Leur mariage semble un acte irréfléchi ; plus encore, le suicide de chacun des deux amants confronté au spectacle de la mort de l’autre apparaît comme une ironie du sort tant cette mort était évitable.
- Un dénouement heureux était possible jusqu’au tout dernier moment : si Roméo avait compris que Juliette n’était pas morte, il aurait pu l’emmener avec lui à Mantoue.
On peut interpréter cette malédiction comme une critique de l’amour passionnel. Cependant, Shakespeare souligne plutôt la responsabilité du hasard, d’un côté, et de la haine politique des deux clans de l’autre.
Le prologue affirme que Roméo et Juliette sont nés « sous des étoiles contraires » : c’est la fatalité qui est en cause et non leur responsabilité personnelle.
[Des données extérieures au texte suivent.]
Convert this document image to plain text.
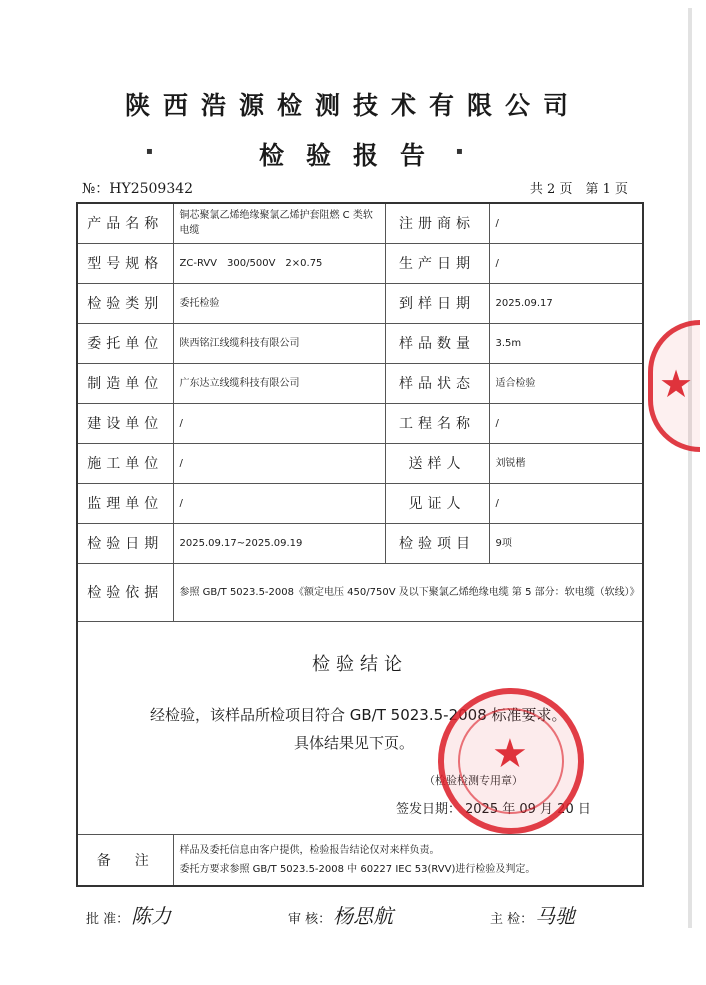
▪	▪
陕西浩源检测技术有限公司
检验报告
№：HY2509342	共 2 页　第 1 页
产品名称	铜芯聚氯乙烯绝缘聚氯乙烯护套阻燃 C 类软电缆	注册商标	/
型号规格	ZC-RVV　300/500V　2×0.75	生产日期	/
检验类别	委托检验	到样日期	2025.09.17
委托单位	陕西铭江线缆科技有限公司	样品数量	3.5m
制造单位	广东达立线缆科技有限公司	样品状态	适合检验
建设单位	/	工程名称	/
施工单位	/	送样人	刘锐楷
监理单位	/	见证人	/
检验日期	2025.09.17~2025.09.19	检验项目	9项
检验依据	参照 GB/T 5023.5-2008《额定电压 450/750V 及以下聚氯乙烯绝缘电缆 第 5 部分：软电缆（软线）》		

检验结论
经检验，该样品所检项目符合 GB/T 5023.5-2008 标准要求。
具体结果见下页。
（检验检测专用章）
签发日期： 2025 年 09 月 20 日			

备　注	样品及委托信息由客户提供，检验报告结论仅对来样负责。
委托方要求参照 GB/T 5023.5-2008 中 60227 IEC 53(RVV)进行检验及判定。		
批 准： 陈力	审 核： 杨思航	主 检： 马驰
★
★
Cette métaphore cosmique insiste sur les tension mystiques qui traversent le roman et participe à la construction de la légende amoureuse. L’apparente hybridité de la pièce, les incohérences et les jeux d’opposition, encouragent l’émergence du mythe amoureux de Roméo et Juliette.
Conclusion :
La richesse de Roméo et Juliette tient dans sa puissance d’hybridation. Si cette histoire peut être lue comme une simple amourette entre adolescents, elle est aussi comprise comme une tragédie universelle pleine de noblesse, condamnant la haine et la violence. Juliette est le personnage le plus contradictoire : à la fois adolescente trop sensible et héroïne courageuse agissant à contre-courant de sa famille et de son époque.
Le contexte historique de la pièce, qui se déroule en Italie, n’est qu’un prétexte, auquel les spectateurs prêtent sans doute moins attention qu’au contraste entre l’amour et les obstacles qui l’entravent. Siècle après siècle, la fascination pour ce couple mythique perdure, comme en témoignent les nombreuses reprises de l’intrigue, et notamment le succès, au cinéma, du film Roméo + Juliette réalisé par Baz Luhrmann en 1996. Roméo et Juliette sont désormais des personnages intemporels.